Where the Backlog Lives
The duplication problem is concentrated in two systems: the DOB's Building Information System, which handles permits and inspections, and the city's ACRIS platform, the Automated City Register Information System managed by the Department of Finance, which processes property deed and mortgage document images in all five boroughs. ACRIS alone logged more than 1.2 million document submissions in fiscal year 2024, according to city budget documents, and internal audits have flagged image deduplication as an unresolved technical liability for at least three consecutive years.
In neighborhoods where construction activity is dense — Williamsburg in Brooklyn, Long Island City in Queens, and the Mott Haven section of the South Bronx — the problem compounds because multiple contractors, owners, and lenders may file overlapping document packages for the same address within days of each other. The Housing Preservation and Development agency, which administers programs including the Affordable Neighborhoods for New Yorkers tax incentive, has flagged duplicate image conflicts as a contributor to application processing delays, though the agency has not published a specific figure for how many cases are affected.
The city's Office of Technology and Innovation, which operates out of 1 Centre Street, is leading a deduplication pilot using hash-matching software — a technique that assigns a unique digital fingerprint to each image file and flags exact or near-exact copies automatically. The pilot launched in January 2026 across a subset of DOB Manhattan records. A broader rollout to the remaining four boroughs is contingent on a budget line that was still under negotiation during the most recent City Council Finance Committee hearings in June.

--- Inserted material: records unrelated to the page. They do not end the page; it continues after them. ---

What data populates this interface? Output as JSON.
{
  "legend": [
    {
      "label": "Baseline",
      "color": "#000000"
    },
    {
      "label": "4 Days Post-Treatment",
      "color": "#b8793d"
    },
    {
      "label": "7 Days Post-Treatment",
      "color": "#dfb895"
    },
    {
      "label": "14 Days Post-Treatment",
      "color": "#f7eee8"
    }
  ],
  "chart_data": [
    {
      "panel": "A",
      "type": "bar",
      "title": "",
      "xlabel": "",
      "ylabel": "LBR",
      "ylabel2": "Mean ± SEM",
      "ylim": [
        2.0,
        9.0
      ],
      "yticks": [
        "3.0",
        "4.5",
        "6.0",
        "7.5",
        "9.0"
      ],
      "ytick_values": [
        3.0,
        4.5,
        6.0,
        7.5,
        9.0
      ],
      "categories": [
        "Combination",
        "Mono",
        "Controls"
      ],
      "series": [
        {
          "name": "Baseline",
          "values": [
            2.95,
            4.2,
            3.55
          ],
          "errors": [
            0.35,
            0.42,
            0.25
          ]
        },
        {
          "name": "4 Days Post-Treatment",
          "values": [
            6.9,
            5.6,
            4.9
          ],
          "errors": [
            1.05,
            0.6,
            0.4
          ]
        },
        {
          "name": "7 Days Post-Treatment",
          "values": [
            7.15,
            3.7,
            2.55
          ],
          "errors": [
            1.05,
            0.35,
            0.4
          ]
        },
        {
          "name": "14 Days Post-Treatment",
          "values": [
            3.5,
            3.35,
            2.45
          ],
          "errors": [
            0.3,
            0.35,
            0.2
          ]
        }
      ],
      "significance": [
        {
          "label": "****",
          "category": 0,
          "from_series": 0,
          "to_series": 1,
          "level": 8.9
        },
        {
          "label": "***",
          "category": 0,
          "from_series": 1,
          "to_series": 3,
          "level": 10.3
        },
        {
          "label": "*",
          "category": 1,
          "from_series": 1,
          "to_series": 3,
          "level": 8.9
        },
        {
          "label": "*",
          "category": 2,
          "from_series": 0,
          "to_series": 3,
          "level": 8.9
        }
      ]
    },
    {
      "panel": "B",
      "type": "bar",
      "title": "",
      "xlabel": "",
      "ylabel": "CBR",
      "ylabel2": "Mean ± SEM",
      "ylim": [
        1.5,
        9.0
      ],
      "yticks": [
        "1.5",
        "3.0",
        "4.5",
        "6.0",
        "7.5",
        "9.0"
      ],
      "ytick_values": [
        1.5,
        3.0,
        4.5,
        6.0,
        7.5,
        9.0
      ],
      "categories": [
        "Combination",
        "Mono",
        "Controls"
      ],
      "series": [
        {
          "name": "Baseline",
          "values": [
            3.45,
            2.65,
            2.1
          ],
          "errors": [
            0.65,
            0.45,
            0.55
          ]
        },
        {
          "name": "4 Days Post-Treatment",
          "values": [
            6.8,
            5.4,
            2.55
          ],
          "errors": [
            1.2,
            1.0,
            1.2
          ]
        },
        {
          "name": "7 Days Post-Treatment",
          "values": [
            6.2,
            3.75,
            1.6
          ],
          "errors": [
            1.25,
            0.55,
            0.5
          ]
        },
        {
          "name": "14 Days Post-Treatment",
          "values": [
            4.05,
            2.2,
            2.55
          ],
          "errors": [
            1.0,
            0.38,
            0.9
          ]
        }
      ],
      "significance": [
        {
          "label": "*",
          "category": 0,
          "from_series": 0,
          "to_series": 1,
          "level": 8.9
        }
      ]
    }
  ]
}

The Decisions That Will Define the Fix
Three choices will determine whether the city clears the backlog or manages it indefinitely. First, agency leadership must decide whether duplicate images are deleted outright or archived in a read-only tier — a distinction that matters legally, because some duplicates were filed as part of official record submissions and their deletion could be challenged under the city's record retention rules. The city's Law Department has not yet issued a formal opinion on the question.
Second, the Adams administration must decide whether to fund the OTI pilot expansion in the November capital budget modification or defer it to the fiscal year 2027 cycle beginning July 2027. Deferral would almost certainly push any borough-wide resolution past the World Cup's peak infrastructure period in June and July 2027, when permit activity around venues and transit corridors is expected to spike.
Third, property owners and their attorneys who regularly file through ACRIS need clearer guidance from the Department of Finance about whether re-submissions made in good faith to correct earlier errors will trigger audit flags under the new deduplication system. Real estate attorneys working on transactions in Lower Manhattan and along the 125th Street corridor in Harlem have described uncertainty on that point as a practical obstacle to voluntary cleanup efforts.
The OTI pilot is scheduled for an interim assessment in September 2026. That review will likely determine whether the deduplication effort gets treated as a city infrastructure priority or quietly joins the long list of modernization projects that stall in procurement. For anyone with a permit, a deed filing, or an affordable housing application sitting in the queue, September is the date to watch.